Certainly, the Dalai Lama isn’t as big a drawing card as Pope John Paul II, who filled BC Place 25 years ago. But it’s also fair to say that a pope’s visit rarely inspires parties or draws from among the ranks of those who are loathe to even describe themselves as religious – spiritual, maybe, but not religious.

Ironically, for a man believed to be the Bodhisattva of Compassion, a reincarnation of an enlightened being, it’s the Dalai Lama’s humanness that’s most compelling.

There is a guilelessness, humbleness and ordinariness that’s both appealing and disconcerting. From popes to evangelists to rock stars to prime ministers and premiers, their entourages are so large that we rarely get close enough for even a glimpse of these public figures.

Although he’s spent his life in exile, the Dalai Lama has few guards and no bullet-proof glass surrounds.

Many people bow to him, but almost as many others feel comfortable joking with him. As he munched a chocolate chip cookie to the clicking of cameras in the media zone Sunday afternoon, one woman told him if he wanted to stay in Canada, she had a pull-out couch he could sleep on. He laughed.


A few minutes later, after a few sips of tea and the cookie eaten, the Dalai Lama pulled out his toothbrush and headed for the men’s room.

Distance and those physical barriers – albeit it often neces­sary for their very safety and survival – doesn’t just separate us from them, it separates them from us.

As Nobel laureate Jody Williams asked rhetorically on Sunday, “How often do people in power sit alone in a room and make decisions without any thought to the impact of those decisions on millions of others?”

Forcing the “men in suits” to listen to peoples’ stories of how landmines had affected their lives, their children and fami­lies is what resulted in a new landmines treaty.

The Dalai Lama makes no claim to infallibility or even having all the answers.

But there’s another reason he attracts a following. There’s no fire and brimstone. No list of sins. No need for confession. No dire consequences. No need to show up on specific days, at specific times or places.

His philosophy of kindness and compassion, on the surface, seems tailor-made for a busy and a self-absorbed schedule in a liberal society that values rights more than responsibili­ties and individualism more than communitarianism.
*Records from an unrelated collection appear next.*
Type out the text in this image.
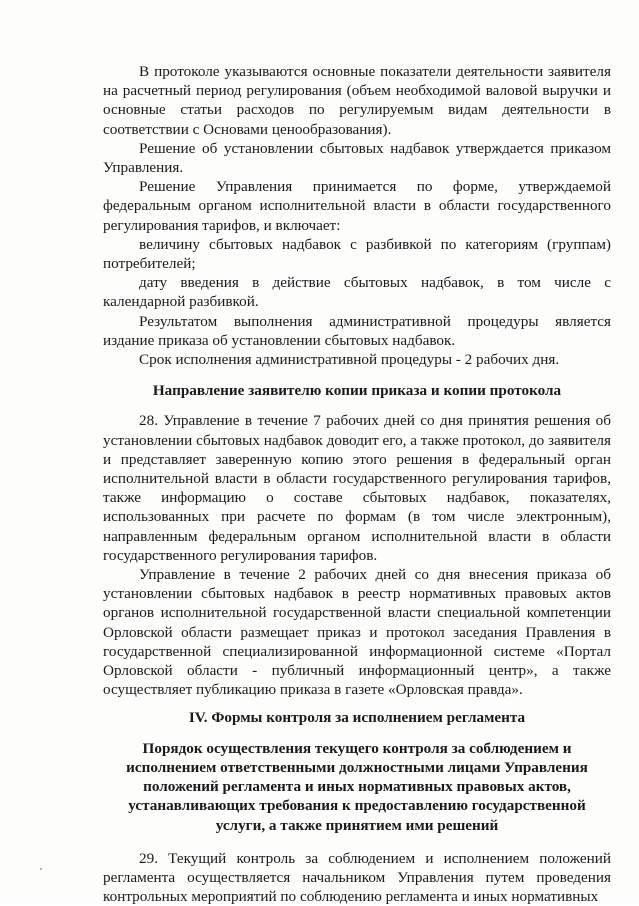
В протоколе указываются основные показатели деятельности заявителя на расчетный период регулирования (объем необходимой валовой выручки и основные статьи расходов по регулируемым видам деятельности в соответствии с Основами ценообразования).

Решение об установлении сбытовых надбавок утверждается приказом Управления.

Решение Управления принимается по форме, утверждаемой федеральным органом исполнительной власти в области государственного регулирования тарифов, и включает:

величину сбытовых надбавок с разбивкой по категориям (группам) потребителей;

дату введения в действие сбытовых надбавок, в том числе с календарной разбивкой.

Результатом выполнения административной процедуры является издание приказа об установлении сбытовых надбавок.

Срок исполнения административной процедуры - 2 рабочих дня.

Направление заявителю копии приказа и копии протокола

28. Управление в течение 7 рабочих дней со дня принятия решения об установлении сбытовых надбавок доводит его, а также протокол, до заявителя и представляет заверенную копию этого решения в федеральный орган исполнительной власти в области государственного регулирования тарифов, также информацию о составе сбытовых надбавок, показателях, использованных при расчете по формам (в том числе электронным), направленным федеральным органом исполнительной власти в области государственного регулирования тарифов.

Управление в течение 2 рабочих дней со дня внесения приказа об установлении сбытовых надбавок в реестр нормативных правовых актов органов исполнительной государственной власти специальной компетенции Орловской области размещает приказ и протокол заседания Правления в государственной специализированной информационной системе «Портал Орловской области - публичный информационный центр», а также осуществляет публикацию приказа в газете «Орловская правда».

IV. Формы контроля за исполнением регламента

Порядок осуществления текущего контроля за соблюдением и исполнением ответственными должностными лицами Управления положений регламента и иных нормативных правовых актов, устанавливающих требования к предоставлению государственной услуги, а также принятием ими решений

29. Текущий контроль за соблюдением и исполнением положений регламента осуществляется начальником Управления путем проведения контрольных мероприятий по соблюдению регламента и иных нормативных
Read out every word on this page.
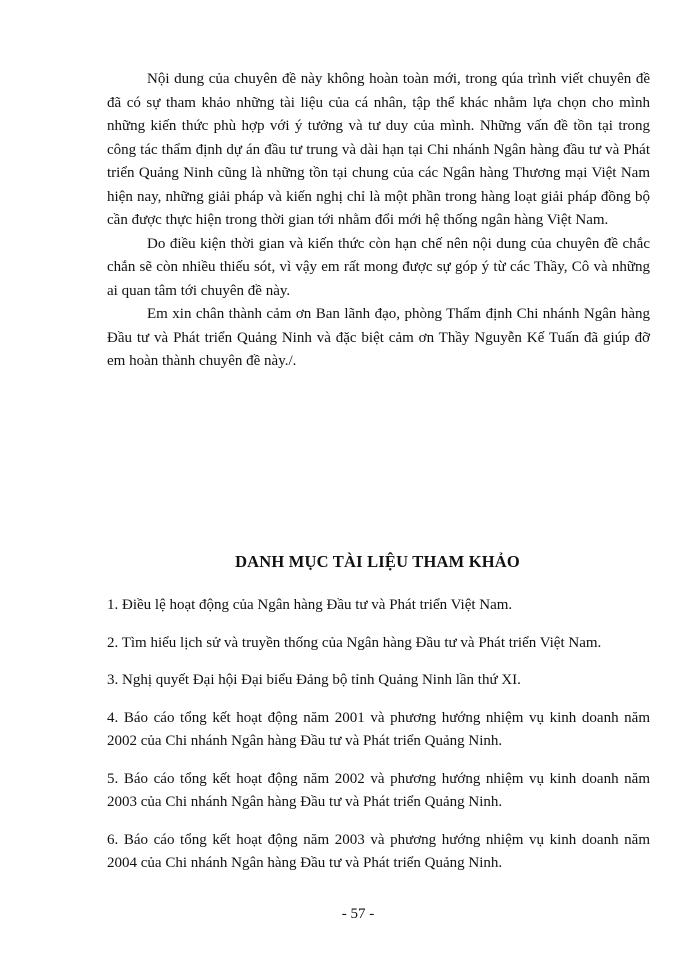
Nội dung của chuyên đề này không hoàn toàn mới, trong qúa trình viết chuyên đề đã có sự tham khảo những tài liệu của cá nhân, tập thể khác nhằm lựa chọn cho mình những kiến thức phù hợp với ý tưởng và tư duy của mình. Những vấn đề tồn tại trong công tác thẩm định dự án đầu tư trung và dài hạn tại Chi nhánh Ngân hàng đầu tư và Phát triển Quảng Ninh cũng là những tồn tại chung của các Ngân hàng Thương mại Việt Nam hiện nay, những giải pháp và kiến nghị chỉ là một phần trong hàng loạt giải pháp đồng bộ cần được thực hiện trong thời gian tới nhằm đổi mới hệ thống ngân hàng Việt Nam.

Do điều kiện thời gian và kiến thức còn hạn chế nên nội dung của chuyên đề chắc chắn sẽ còn nhiều thiếu sót, vì vậy em rất mong được sự góp ý từ các Thầy, Cô và những ai quan tâm tới chuyên đề này.

Em xin chân thành cảm ơn Ban lãnh đạo, phòng Thẩm định Chi nhánh Ngân hàng Đầu tư và Phát triển Quảng Ninh và đặc biệt cảm ơn Thầy Nguyễn Kế Tuấn đã giúp đỡ em hoàn thành chuyên đề này./.

DANH MỤC TÀI LIỆU THAM KHẢO
1. Điều lệ hoạt động của Ngân hàng Đầu tư và Phát triển Việt Nam.
2. Tìm hiểu lịch sử và truyền thống của Ngân hàng Đầu tư và Phát triển Việt Nam.
3. Nghị quyết Đại hội Đại biểu Đảng bộ tỉnh Quảng Ninh lần thứ XI.
4. Báo cáo tổng kết hoạt động năm 2001 và phương hướng nhiệm vụ kinh doanh năm 2002 của Chi nhánh Ngân hàng Đầu tư và Phát triển Quảng Ninh.
5. Báo cáo tổng kết hoạt động năm 2002 và phương hướng nhiệm vụ kinh doanh năm 2003 của Chi nhánh Ngân hàng Đầu tư và Phát triển Quảng Ninh.
6. Báo cáo tổng kết hoạt động năm 2003 và phương hướng nhiệm vụ kinh doanh năm 2004 của Chi nhánh Ngân hàng Đầu tư và Phát triển Quảng Ninh.
- 57 -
But people attending the panel discussions or watching on­line are learning that it’s far from simple. Compassion isn’t pity, doing something to make yourself feel better or an attachment to others, a nation or a culture.

Compassion is unlimited and unbiased; rational not emotional; active not passive.

It requires training, cultivation and thought.

In other words, it’s hard work.

So is the Dalai Lama a pop icon of Warholesque proportions? A glitterati guru?

Or with his simple message and accessibility that harks back to the great prophets Mohammed, Jesus and Buddha, is he leading people to goodness?

Who knows? And honestly, who cares if, even for a few minutes, hours or days, a few people are inspired to at least search for peace?